View Source ExEtlFramework

ExEtlFramework is a powerful and flexible ETL (Extract, Transform, Load) framework built in Elixir. It simplifies the process of creating robust data processing pipelines with built-in support for validation, error handling, and performance monitoring.

Features

  • Modular Pipeline Structure: Easy-to-define ETL steps using a simple DSL
  • Flexible Data Validation: Schema-based validation with built-in and custom validators
  • Error Handling Strategies: Choose between fail-fast or error collection approaches
  • Telemetry Integration: Built-in performance measurement and reporting
  • Extensible: Easy to add custom steps and validators

Installation

Add ex_etl_framework to your list of dependencies in mix.exs:

def deps do
  [
    {:ex_etl_framework, "~> 0.1.0"}
  ]
end

Usage

Defining a Pipeline

Create a module for your pipeline and use the ExEtlFramework.Pipeline macro:

defmodule MyPipeline do
  use ExEtlFramework.Pipeline

  step :extract do
    # Extraction logic
    {:ok, %{data: [1, 2, 3]}}
  end

  step :transform do
    # Transformation logic
    {:ok, %{data: [2, 4, 6]}}
  end

  step :load do
    # Loading logic
    {:ok, %{result: "Data loaded successfully"}}
  end

  # Optional: Define validation for each step
  def validate_extract(data) do
    schema = %{
      data: [&ExEtlFramework.Validator.required/1, &ExEtlFramework.Validator.type(List)]
    }
    ExEtlFramework.Validator.validate(data, schema)
  end
end

Running a Pipeline

Execute your pipeline with optional error handling strategy:

result = MyPipeline.run(%{initial: "data"}, error_strategy: :collect_errors)

Key Components

Pipeline

The core module for defining and executing ETL steps.

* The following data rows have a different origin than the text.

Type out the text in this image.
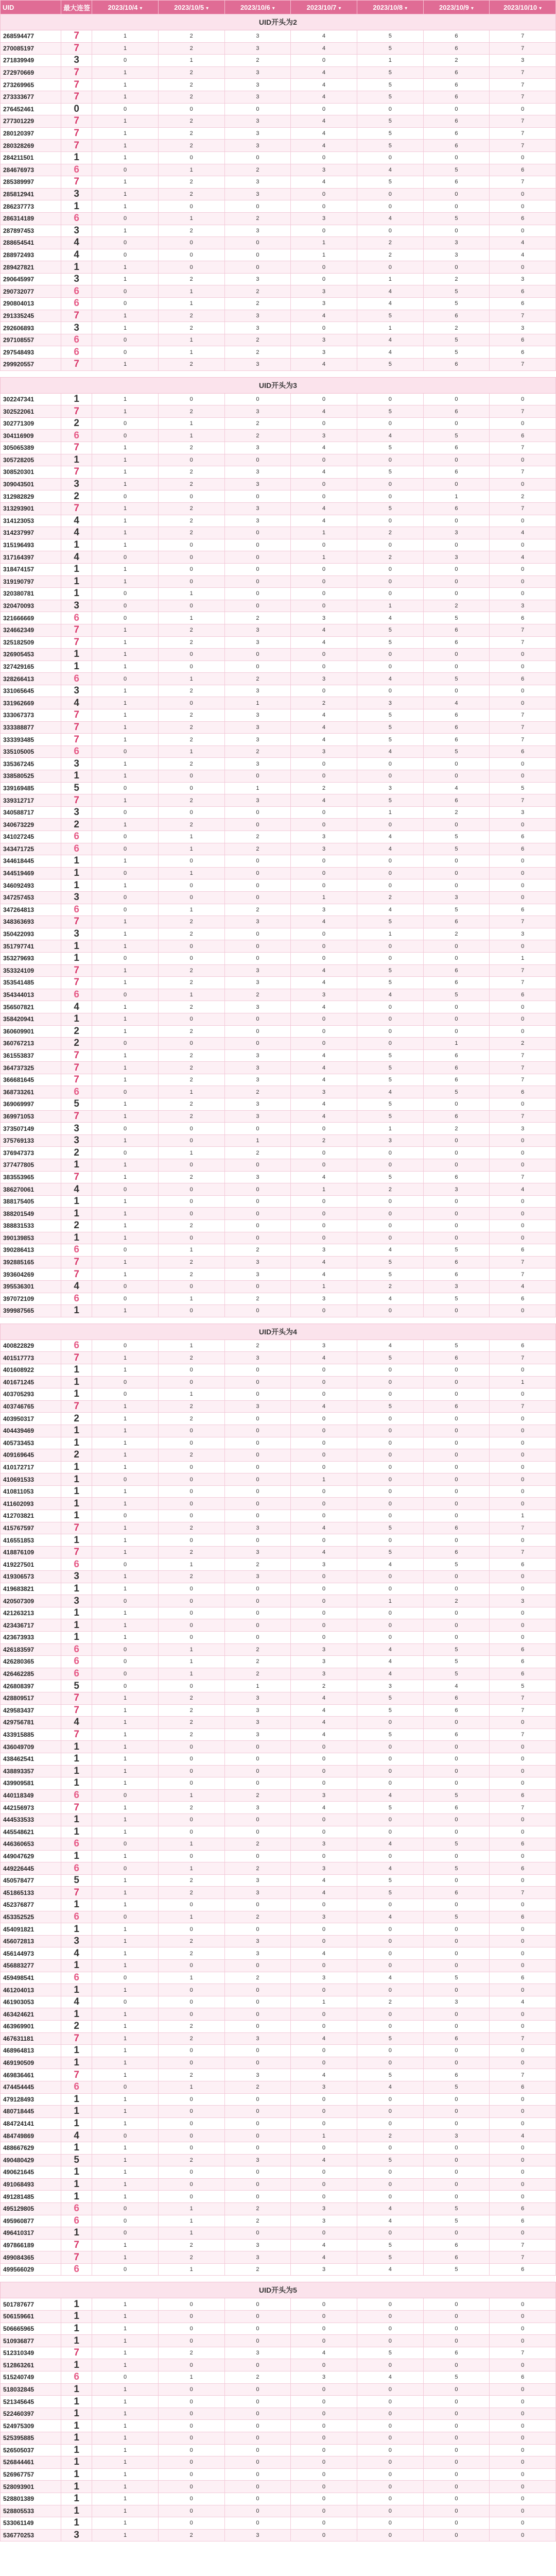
UID	最大连签	2023/10/4 ▾	2023/10/5 ▾	2023/10/6 ▾	2023/10/7 ▾	2023/10/8 ▾	2023/10/9 ▾	2023/10/10 ▾
UID开头为2								
268594477	7	1	2	3	4	5	6	7
270085197	7	1	2	3	4	5	6	7
271839949	3	0	1	2	0	1	2	3
272970669	7	1	2	3	4	5	6	7
273269965	7	1	2	3	4	5	6	7
273333677	7	1	2	3	4	5	6	7
276452461	0	0	0	0	0	0	0	0
277301229	7	1	2	3	4	5	6	7
280120397	7	1	2	3	4	5	6	7
280328269	7	1	2	3	4	5	6	7
284211501	1	1	0	0	0	0	0	0
284676973	6	0	1	2	3	4	5	6
285389997	7	1	2	3	4	5	6	7
285812941	3	1	2	3	0	0	0	0
286237773	1	1	0	0	0	0	0	0
286314189	6	0	1	2	3	4	5	6
287897453	3	1	2	3	0	0	0	0
288654541	4	0	0	0	1	2	3	4
288972493	4	0	0	0	1	2	3	4
289427821	1	1	0	0	0	0	0	0
290645997	3	1	2	3	0	1	2	3
290732077	6	0	1	2	3	4	5	6
290804013	6	0	1	2	3	4	5	6
291335245	7	1	2	3	4	5	6	7
292606893	3	1	2	3	0	1	2	3
297108557	6	0	1	2	3	4	5	6
297548493	6	0	1	2	3	4	5	6
299920557	7	1	2	3	4	5	6	7

UID开头为3								
302247341	1	1	0	0	0	0	0	0
302522061	7	1	2	3	4	5	6	7
302771309	2	0	1	2	0	0	0	0
304116909	6	0	1	2	3	4	5	6
305065389	7	1	2	3	4	5	6	7
305728205	1	1	0	0	0	0	0	0
308520301	7	1	2	3	4	5	6	7
309043501	3	1	2	3	0	0	0	0
312982829	2	0	0	0	0	0	1	2
313293901	7	1	2	3	4	5	6	7
314123053	4	1	2	3	4	0	0	0
314237997	4	1	2	0	1	2	3	4
315196493	1	1	0	0	0	0	0	0
317164397	4	0	0	0	1	2	3	4
318474157	1	1	0	0	0	0	0	0
319190797	1	1	0	0	0	0	0	0
320380781	1	0	1	0	0	0	0	0
320470093	3	0	0	0	0	1	2	3
321666669	6	0	1	2	3	4	5	6
324662349	7	1	2	3	4	5	6	7
325182509	7	1	2	3	4	5	6	7
326905453	1	1	0	0	0	0	0	0
327429165	1	1	0	0	0	0	0	0
328266413	6	0	1	2	3	4	5	6
331065645	3	1	2	3	0	0	0	0
331962669	4	1	0	1	2	3	4	0
333067373	7	1	2	3	4	5	6	7
333388877	7	1	2	3	4	5	6	7
333393485	7	1	2	3	4	5	6	7
335105005	6	0	1	2	3	4	5	6
335367245	3	1	2	3	0	0	0	0
338580525	1	1	0	0	0	0	0	0
339169485	5	0	0	1	2	3	4	5
339312717	7	1	2	3	4	5	6	7
340588717	3	0	0	0	0	1	2	3
340673229	2	1	2	0	0	0	0	0
341027245	6	0	1	2	3	4	5	6
343471725	6	0	1	2	3	4	5	6
344618445	1	1	0	0	0	0	0	0
344519469	1	0	1	0	0	0	0	0
346092493	1	1	0	0	0	0	0	0
347257453	3	0	0	0	1	2	3	0
347264813	6	0	1	2	3	4	5	6
348363693	7	1	2	3	4	5	6	7
350422093	3	1	2	0	0	1	2	3
351797741	1	1	0	0	0	0	0	0
353279693	1	0	0	0	0	0	0	1
353324109	7	1	2	3	4	5	6	7
353541485	7	1	2	3	4	5	6	7
354344013	6	0	1	2	3	4	5	6
356507821	4	1	2	3	4	0	0	0
358420941	1	1	0	0	0	0	0	0
360609901	2	1	2	0	0	0	0	0
360767213	2	0	0	0	0	0	1	2
361553837	7	1	2	3	4	5	6	7
364737325	7	1	2	3	4	5	6	7
366681645	7	1	2	3	4	5	6	7
368733261	6	0	1	2	3	4	5	6
369069997	5	1	2	3	4	5	0	0
369971053	7	1	2	3	4	5	6	7
373507149	3	0	0	0	0	1	2	3
375769133	3	1	0	1	2	3	0	0
376947373	2	0	1	2	0	0	0	0
377477805	1	1	0	0	0	0	0	0
383553965	7	1	2	3	4	5	6	7
386270061	4	0	0	0	1	2	3	4
388175405	1	1	0	0	0	0	0	0
388201549	1	1	0	0	0	0	0	0
388831533	2	1	2	0	0	0	0	0
390139853	1	1	0	0	0	0	0	0
390286413	6	0	1	2	3	4	5	6
392885165	7	1	2	3	4	5	6	7
393604269	7	1	2	3	4	5	6	7
395536301	4	0	0	0	1	2	3	4
397072109	6	0	1	2	3	4	5	6
399987565	1	1	0	0	0	0	0	0

UID开头为4								
400822829	6	0	1	2	3	4	5	6
401517773	7	1	2	3	4	5	6	7
401608922	1	1	0	0	0	0	0	0
401671245	1	0	0	0	0	0	0	1
403705293	1	0	1	0	0	0	0	0
403746765	7	1	2	3	4	5	6	7
403950317	2	1	2	0	0	0	0	0
404439469	1	1	0	0	0	0	0	0
405733453	1	1	0	0	0	0	0	0
409169645	2	1	2	0	0	0	0	0
410172717	1	1	0	0	0	0	0	0
410691533	1	0	0	0	1	0	0	0
410811053	1	1	0	0	0	0	0	0
411602093	1	1	0	0	0	0	0	0
412703821	1	0	0	0	0	0	0	1
415767597	7	1	2	3	4	5	6	7
416551853	1	1	0	0	0	0	0	0
418876109	7	1	2	3	4	5	6	7
419227501	6	0	1	2	3	4	5	6
419306573	3	1	2	3	0	0	0	0
419683821	1	1	0	0	0	0	0	0
420507309	3	0	0	0	0	1	2	3
421263213	1	1	0	0	0	0	0	0
423436717	1	1	0	0	0	0	0	0
423673933	1	1	0	0	0	0	0	0
426183597	6	0	1	2	3	4	5	6
426280365	6	0	1	2	3	4	5	6
426462285	6	0	1	2	3	4	5	6
426808397	5	0	0	1	2	3	4	5
428809517	7	1	2	3	4	5	6	7
429583437	7	1	2	3	4	5	6	7
429756781	4	1	2	3	4	0	0	0
433915885	7	1	2	3	4	5	6	7
436049709	1	1	0	0	0	0	0	0
438462541	1	1	0	0	0	0	0	0
438893357	1	1	0	0	0	0	0	0
439909581	1	1	0	0	0	0	0	0
440118349	6	0	1	2	3	4	5	6
442156973	7	1	2	3	4	5	6	7
444533533	1	1	0	0	0	0	0	0
445548621	1	1	0	0	0	0	0	0
446360653	6	0	1	2	3	4	5	6
449047629	1	1	0	0	0	0	0	0
449226445	6	0	1	2	3	4	5	6
450578477	5	1	2	3	4	5	0	0
451865133	7	1	2	3	4	5	6	7
452376877	1	1	0	0	0	0	0	0
453352525	6	0	1	2	3	4	5	6
454091821	1	1	0	0	0	0	0	0
456072813	3	1	2	3	0	0	0	0
456144973	4	1	2	3	4	0	0	0
456883277	1	1	0	0	0	0	0	0
459498541	6	0	1	2	3	4	5	6
461204013	1	1	0	0	0	0	0	0
461903053	4	0	0	0	1	2	3	4
463424621	1	1	0	0	0	0	0	0
463969901	2	1	2	0	0	0	0	0
467631181	7	1	2	3	4	5	6	7
468964813	1	1	0	0	0	0	0	0
469190509	1	1	0	0	0	0	0	0
469836461	7	1	2	3	4	5	6	7
474454445	6	0	1	2	3	4	5	6
479128493	1	1	0	0	0	0	0	0
480718445	1	1	0	0	0	0	0	0
484724141	1	1	0	0	0	0	0	0
484749869	4	0	0	0	1	2	3	4
488667629	1	1	0	0	0	0	0	0
490480429	5	1	2	3	4	5	0	0
490621645	1	1	0	0	0	0	0	0
491068493	1	1	0	0	0	0	0	0
491281485	1	1	0	0	0	0	0	0
495129805	6	0	1	2	3	4	5	6
495960877	6	0	1	2	3	4	5	6
496410317	1	0	1	0	0	0	0	0
497866189	7	1	2	3	4	5	6	7
499084365	7	1	2	3	4	5	6	7
499566029	6	0	1	2	3	4	5	6

UID开头为5								
501787677	1	1	0	0	0	0	0	0
506159661	1	1	0	0	0	0	0	0
506665965	1	1	0	0	0	0	0	0
510936877	1	1	0	0	0	0	0	0
512310349	7	1	2	3	4	5	6	7
512863261	1	1	0	0	0	0	0	0
515240749	6	0	1	2	3	4	5	6
518032845	1	1	0	0	0	0	0	0
521345645	1	1	0	0	0	0	0	0
522460397	1	1	0	0	0	0	0	0
524975309	1	1	0	0	0	0	0	0
525395885	1	1	0	0	0	0	0	0
526505037	1	1	0	0	0	0	0	0
526844461	1	1	0	0	0	0	0	0
526967757	1	1	0	0	0	0	0	0
528093901	1	1	0	0	0	0	0	0
528801389	1	1	0	0	0	0	0	0
528805533	1	1	0	0	0	0	0	0
533061149	1	1	0	0	0	0	0	0
536770253	3	1	2	3	0	0	0	0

It provides:

  • A DSL for defining pipeline steps
  • Automatic error handling
  • Integration with the validation system

Validator

A flexible data validation system:

  • Define validation schemas with built-in and custom validators
  • Easy to use in pipeline steps
  • Supports complex data structures

Example of a validation schema:

schema = %{
  name: [&ExEtlFramework.Validator.required/1, &ExEtlFramework.Validator.type(String)],
  age: [&ExEtlFramework.Validator.type(Integer)],
  email: [&ExEtlFramework.Validator.required/1, &custom_email_validator/1]
}

Telemetry Integration

Built-in performance monitoring using Telemetry:

  • Automatically measures duration of pipeline runs and individual steps
  • Tracks errors in pipelines
  • Easy to integrate with your preferred monitoring solution

Advanced Usage

Custom Validators

Create custom validation functions:

def custom_email_validator(value) do
  if String.contains?(value, "@") do
    :ok
  else
    {:error, "Invalid email format"}
  end
end

Error Handling Strategies

Choose between two error handling strategies:

  • :fail_fast: Stops the pipeline at the first error
  • :collect_errors: Continues processing and collects all errors

Contributing

Contributions are welcome! Please feel free to submit a Pull Request.

License

This project is licensed under the MIT License.